No, my wish for Lockwood would have been that MGM cast her as Milady DeWinter in their ultra-lavish “The Three Musketeers”. Ideally they would have filled it with an all British contingent of actors (Stewart Granger as D’Artagnan, James Mason as Athos, Patricia Roc (Constance), Phyllis Calvert (Queen Anne) and Michael Rennie (Porthos). Each of these actors (with the exception of Lockwood) were exploring Hollywood career possibilities around the time. If only MGM had managed to corral them all into this one project. They’d have been been sublimely cast, the lot of them. None more so than Margaret Lockwood, surely born to play glamorous, bad to the bone Milady. Yes MGM’s version was a hit , but my all Brit one would, I think, have been a better film. There’ve been so many Three Musketeers movies over the years but I don’t think there was ever a great Milady De Winter till Faye Dunaway in the 70’s.

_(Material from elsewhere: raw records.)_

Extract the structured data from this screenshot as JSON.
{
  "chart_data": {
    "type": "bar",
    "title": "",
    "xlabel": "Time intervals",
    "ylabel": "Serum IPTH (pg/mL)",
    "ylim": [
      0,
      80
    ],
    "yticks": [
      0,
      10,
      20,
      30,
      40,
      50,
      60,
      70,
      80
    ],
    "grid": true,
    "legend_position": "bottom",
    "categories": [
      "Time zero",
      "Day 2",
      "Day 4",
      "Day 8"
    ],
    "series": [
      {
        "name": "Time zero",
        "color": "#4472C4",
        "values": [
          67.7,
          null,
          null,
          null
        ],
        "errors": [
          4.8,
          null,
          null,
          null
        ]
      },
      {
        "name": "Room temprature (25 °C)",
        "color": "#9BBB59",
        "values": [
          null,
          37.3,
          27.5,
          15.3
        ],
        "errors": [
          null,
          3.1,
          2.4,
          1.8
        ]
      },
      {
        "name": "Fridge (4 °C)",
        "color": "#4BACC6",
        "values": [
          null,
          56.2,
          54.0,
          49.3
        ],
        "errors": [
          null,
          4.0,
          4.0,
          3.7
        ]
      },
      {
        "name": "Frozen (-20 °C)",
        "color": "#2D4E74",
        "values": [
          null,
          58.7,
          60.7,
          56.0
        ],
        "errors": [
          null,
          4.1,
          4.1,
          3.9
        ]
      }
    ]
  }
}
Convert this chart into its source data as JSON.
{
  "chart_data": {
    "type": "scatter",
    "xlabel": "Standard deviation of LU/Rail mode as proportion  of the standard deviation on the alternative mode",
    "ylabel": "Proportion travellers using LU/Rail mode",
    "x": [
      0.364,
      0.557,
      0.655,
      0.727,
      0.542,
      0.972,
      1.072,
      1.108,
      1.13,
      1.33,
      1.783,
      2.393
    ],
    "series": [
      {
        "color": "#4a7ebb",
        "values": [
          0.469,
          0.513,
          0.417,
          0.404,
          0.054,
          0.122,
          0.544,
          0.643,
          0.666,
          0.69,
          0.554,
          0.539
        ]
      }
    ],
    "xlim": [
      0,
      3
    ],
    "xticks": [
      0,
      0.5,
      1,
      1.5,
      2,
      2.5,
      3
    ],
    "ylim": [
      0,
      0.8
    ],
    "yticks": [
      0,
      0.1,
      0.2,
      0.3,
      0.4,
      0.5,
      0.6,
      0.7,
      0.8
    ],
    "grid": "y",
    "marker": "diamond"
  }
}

Yet I feel pretty certain Margaret Lockwood would have been as good or better in the 40’s. Dunaway, by the way, reprised Lockwood’s signature role in “The Wicked Lady”(1983) (and very well, I thought). But, for me. Margaret Lockwood will always remain the British screen’s ultimate Wicked Lady – a genuinely beloved baddie.
Watched Trent’s Last Case for first time in years last night and thoroughly enjoyed it. Daniel is quite right, M.L. is in over half the film and I don’t know how I’d got it into my head that she hadn’t much more than a cameo.

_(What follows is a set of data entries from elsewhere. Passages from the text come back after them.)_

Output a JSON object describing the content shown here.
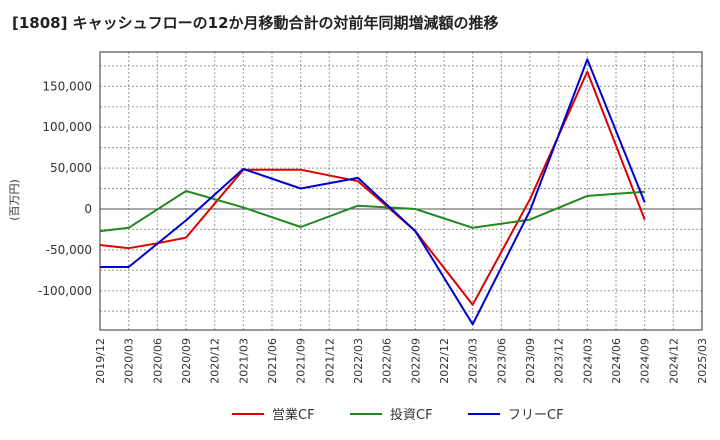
{
  "chart_data": {
    "type": "line",
    "title": "[1808]  キャッシュフローの12か月移動合計の対前年同期増減額の推移",
    "ylabel": "(百万円)",
    "xlabel": "",
    "x": [
      "2019/12",
      "2020/03",
      "2020/06",
      "2020/09",
      "2020/12",
      "2021/03",
      "2021/06",
      "2021/09",
      "2021/12",
      "2022/03",
      "2022/06",
      "2022/09",
      "2022/12",
      "2023/03",
      "2023/06",
      "2023/09",
      "2023/12",
      "2024/03",
      "2024/06",
      "2024/09",
      "2024/12",
      "2025/03"
    ],
    "y_ticks": [
      -100000,
      -50000,
      0,
      50000,
      100000,
      150000
    ],
    "y_tick_labels": [
      "-100,000",
      "-50,000",
      "0",
      "50,000",
      "100,000",
      "150,000"
    ],
    "ylim": [
      -148000,
      192000
    ],
    "grid": true,
    "legend_position": "bottom",
    "series": [
      {
        "name": "営業CF",
        "color": "#dd0000",
        "values": [
          -44000,
          -48000,
          -42000,
          -35000,
          null,
          48000,
          null,
          48000,
          null,
          34000,
          null,
          -27000,
          null,
          -117000,
          null,
          12000,
          null,
          168000,
          null,
          -13000,
          null,
          null
        ]
      },
      {
        "name": "投資CF",
        "color": "#228822",
        "values": [
          -27000,
          -23000,
          null,
          22000,
          null,
          2000,
          null,
          -22000,
          null,
          4000,
          null,
          0,
          null,
          -23000,
          null,
          -13000,
          null,
          16000,
          null,
          21000,
          null,
          null
        ]
      },
      {
        "name": "フリーCF",
        "color": "#0000cc",
        "values": [
          -71000,
          -71000,
          null,
          -14000,
          null,
          49000,
          null,
          25000,
          null,
          38000,
          null,
          -27000,
          null,
          -141000,
          null,
          -2000,
          null,
          183000,
          null,
          8000,
          null,
          null
        ]
      }
    ]
  }
}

Should love to see Laughing Anne on the big screen or even a remastered copy – mine is pretty poor which perhaps influenced my feelings toward it.
On Cast A Dark Shadow, as some of her fans did not react favourably to her in that kind of role, even though it was her best for years, they stopped promoting it as a Lockwood picture. So yes, her name no longer played a prominent part on the posters.
Really good to see interest in Margaret Lockwood again.
Interesting article, but I completely disagree about ‘The Cardboard Cavalier’ (1949). It is often funny, with some well-staged sequences, made by people who most certainly did know what they were doing. Margaret Lockwood plays her part with great gusto and good comic timing, as well as an infectious air of fun.
Interesting article. The other night I went to a screening of “Jury’s Evidence” in London at the BFI Southbank. The audience was nearly full. Apparently it was Lockwood’s first part with her name above the title.
After I saw The Wicked Lady in around 2007, I instantly became a huge fan of Margaret Lockwood. I guess she just had screen charisma, and an infectious personality. Star quality, they called it. So I watched virtually every film of hers I could get hold of. And alas, a great many of them are forgettable rubbish, which is sad. She was rather wasted in the British film industry, which perhaps didn’t know what to do with her. She could have been Britain’s Bette Davis, I think. But from what I can gather, she was never out of work. Like Jessie Matthews from an earlier generation, opportunities to go to Hollywood were missed – which would have cemented their reputations. However, in any case, most British stars who did not decamp to Hollywood are forgotten.
The BFI Southbank in London did a season of her films in early 2008.